— Выясним.
Господин Рельский сохранял внешнее ледяное спокойствие, полностью сосредоточившись на расследовании, но его состояние выдавали короткие, будто рубленые фразы, которые он словно с трудом выталкивал из горла.
Мировой судья обвел взглядом стоящих вокруг и ровно произнес:
— Если она умрет…
Тут голос ему изменил, но и без того было ясно, что он намеревался сказать. Тогда везде в Мидгарде ромарэ станут гнать, как шелудивых псов, а то и отстреливать…
За его спиной раздался другой голос, хрипловатый и взвинченный:
— А я, Шеранн Огненный Шквал, прокляну все ваше племя.
По толпе пронесся слитный вздох, ведь для пасынков стихии такое наказание тяжелее, чем изгнание из страны.

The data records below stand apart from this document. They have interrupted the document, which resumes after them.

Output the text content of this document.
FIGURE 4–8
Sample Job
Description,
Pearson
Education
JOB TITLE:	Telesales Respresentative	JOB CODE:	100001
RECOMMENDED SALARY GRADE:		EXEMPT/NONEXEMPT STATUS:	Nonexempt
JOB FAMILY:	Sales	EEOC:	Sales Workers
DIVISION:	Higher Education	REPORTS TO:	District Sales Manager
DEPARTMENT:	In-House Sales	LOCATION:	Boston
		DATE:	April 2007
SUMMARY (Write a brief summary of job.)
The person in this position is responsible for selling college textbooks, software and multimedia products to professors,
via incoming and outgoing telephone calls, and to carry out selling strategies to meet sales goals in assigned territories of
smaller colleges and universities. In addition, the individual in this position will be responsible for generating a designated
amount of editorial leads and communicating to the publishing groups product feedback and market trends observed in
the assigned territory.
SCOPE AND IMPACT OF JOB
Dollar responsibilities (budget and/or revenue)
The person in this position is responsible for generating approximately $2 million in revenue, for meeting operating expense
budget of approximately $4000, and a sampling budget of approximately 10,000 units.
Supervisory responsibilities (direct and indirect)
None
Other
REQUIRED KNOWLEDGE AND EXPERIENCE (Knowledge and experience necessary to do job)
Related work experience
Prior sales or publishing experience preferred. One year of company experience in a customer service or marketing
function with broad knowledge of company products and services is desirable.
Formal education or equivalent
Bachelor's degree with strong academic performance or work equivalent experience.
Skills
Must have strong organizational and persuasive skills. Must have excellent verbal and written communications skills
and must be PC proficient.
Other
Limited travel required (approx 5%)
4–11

Баро покачал головой и тихо ответил:
— Не нужно угроз. Мы чтим законы гостеприимства и сами накажем виновного.
Ромарэ загомонили согласно, закивали, и несколько рома тут же бросились прочь, спеша исполнить приказ вожака. И только в стороне рыдала старая шувихани.
— Ищите, — Ярослав устало провел рукой по лбу, и глухо добавил: — Но нужно ей как-то помочь…
— Снять заклятие должен тот, кто его наложил, другой может поплатиться за это жизнью, — виновато развел руками баро. — И нужно найти текст…
Мировой судья только отмахнулся — он и сам прекрасно об этом знал, но наблюдать ее мучения было невыносимо. Оставалось лишь ждать…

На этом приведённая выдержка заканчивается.